24km (15 miles) E of Montalcino; 55km (34 miles) SE of Siena; 125km (78 miles) S of Florence; 177km (110 miles) NW of Rome
Surveying the rolling farmland of Tuscany's Val d'Orcia, from a little natural balcony, the village of Pienza sits as a testament to one man's ambition and ego. At the height of the 15th-century Renaissance, humanist Sienese Pope Pius II, with the help of Florentine architect Bernardo Rossellino, converted the tiny village in which he had been born into a vision of the ideal Renaissance city. The "city" began and ended with the new central square and its buildings -- the plan to cover the surrounding area with a grid of streets never materialized. The village of Pienza, however, retains its remarkable city-size piazza, one of the grandest achievements of Renaissance architecture and the only intact example of a city-planning scheme from the era. Director Franco Zeffirelli was so taken by the village's look that he dethroned Verona as the city of the Montagues and Capulets and filmed his Romeo and Juliet in Pienza.

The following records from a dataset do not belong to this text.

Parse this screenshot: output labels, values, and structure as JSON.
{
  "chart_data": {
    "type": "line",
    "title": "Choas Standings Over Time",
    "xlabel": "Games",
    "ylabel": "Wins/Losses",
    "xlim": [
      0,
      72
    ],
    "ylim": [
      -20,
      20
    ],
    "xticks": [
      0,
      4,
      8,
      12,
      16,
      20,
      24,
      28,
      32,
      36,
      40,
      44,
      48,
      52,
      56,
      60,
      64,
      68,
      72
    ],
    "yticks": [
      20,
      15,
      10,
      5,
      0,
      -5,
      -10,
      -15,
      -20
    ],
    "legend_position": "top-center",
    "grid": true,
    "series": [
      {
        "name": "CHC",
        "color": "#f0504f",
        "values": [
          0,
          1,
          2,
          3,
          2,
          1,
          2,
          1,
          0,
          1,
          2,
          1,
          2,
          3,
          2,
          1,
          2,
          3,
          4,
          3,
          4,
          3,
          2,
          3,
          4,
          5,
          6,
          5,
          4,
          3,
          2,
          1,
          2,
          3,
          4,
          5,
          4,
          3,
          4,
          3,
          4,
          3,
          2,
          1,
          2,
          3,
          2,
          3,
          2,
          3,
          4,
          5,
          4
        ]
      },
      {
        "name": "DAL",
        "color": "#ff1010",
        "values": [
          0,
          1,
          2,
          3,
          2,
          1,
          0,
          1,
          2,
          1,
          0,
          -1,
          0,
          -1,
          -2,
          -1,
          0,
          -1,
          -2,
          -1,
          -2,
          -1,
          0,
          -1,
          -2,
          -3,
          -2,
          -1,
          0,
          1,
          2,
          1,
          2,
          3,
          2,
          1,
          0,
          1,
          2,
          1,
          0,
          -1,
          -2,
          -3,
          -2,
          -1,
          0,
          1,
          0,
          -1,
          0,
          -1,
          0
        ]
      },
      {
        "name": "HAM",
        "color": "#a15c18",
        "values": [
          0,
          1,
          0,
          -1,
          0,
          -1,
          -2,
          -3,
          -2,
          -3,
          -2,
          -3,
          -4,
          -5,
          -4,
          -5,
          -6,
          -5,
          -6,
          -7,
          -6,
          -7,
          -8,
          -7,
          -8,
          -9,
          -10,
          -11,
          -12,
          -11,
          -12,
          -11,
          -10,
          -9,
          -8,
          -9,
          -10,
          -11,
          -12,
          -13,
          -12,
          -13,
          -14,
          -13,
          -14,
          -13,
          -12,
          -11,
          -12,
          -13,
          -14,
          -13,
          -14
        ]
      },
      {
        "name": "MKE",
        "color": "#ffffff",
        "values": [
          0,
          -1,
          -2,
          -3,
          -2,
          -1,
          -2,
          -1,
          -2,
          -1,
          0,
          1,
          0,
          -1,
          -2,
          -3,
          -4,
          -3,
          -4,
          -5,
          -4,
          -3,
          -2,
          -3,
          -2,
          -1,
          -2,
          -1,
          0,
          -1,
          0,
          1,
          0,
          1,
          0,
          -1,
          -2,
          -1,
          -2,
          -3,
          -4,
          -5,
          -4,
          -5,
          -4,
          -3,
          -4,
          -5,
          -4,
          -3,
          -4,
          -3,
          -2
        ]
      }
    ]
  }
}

Pienza was also used in the Oscar-winning epic, The English Patient.
But for all Pius's dreams, Pienza never became more than a village. Today, its 2,500 inhabitants put up with the stream of day-trippers with good humor, lots of craft stands, and a surfeit of food stores. The main drag, Corso Rossellino, goes in one end of town and out the other in less than 4 minutes at a stroll. There are a handful of narrow side streets within Pienza's proud little walls, and modest new developments surround the burg on three sides (the fourth, southern side is saved for a memorable Val d'Orcia view). Pienza will take no more than half a day in your schedule, time enough to admire the palaces, Sienese art collection, and Duomo at the town's perfect core; nibble on the famous sheep's milk cheeses and honey; and take a short walk to the odd, isolated medieval churches in the countryside outside the walls. Its environs also make a good base for discovering most of the places in southern Tuscany.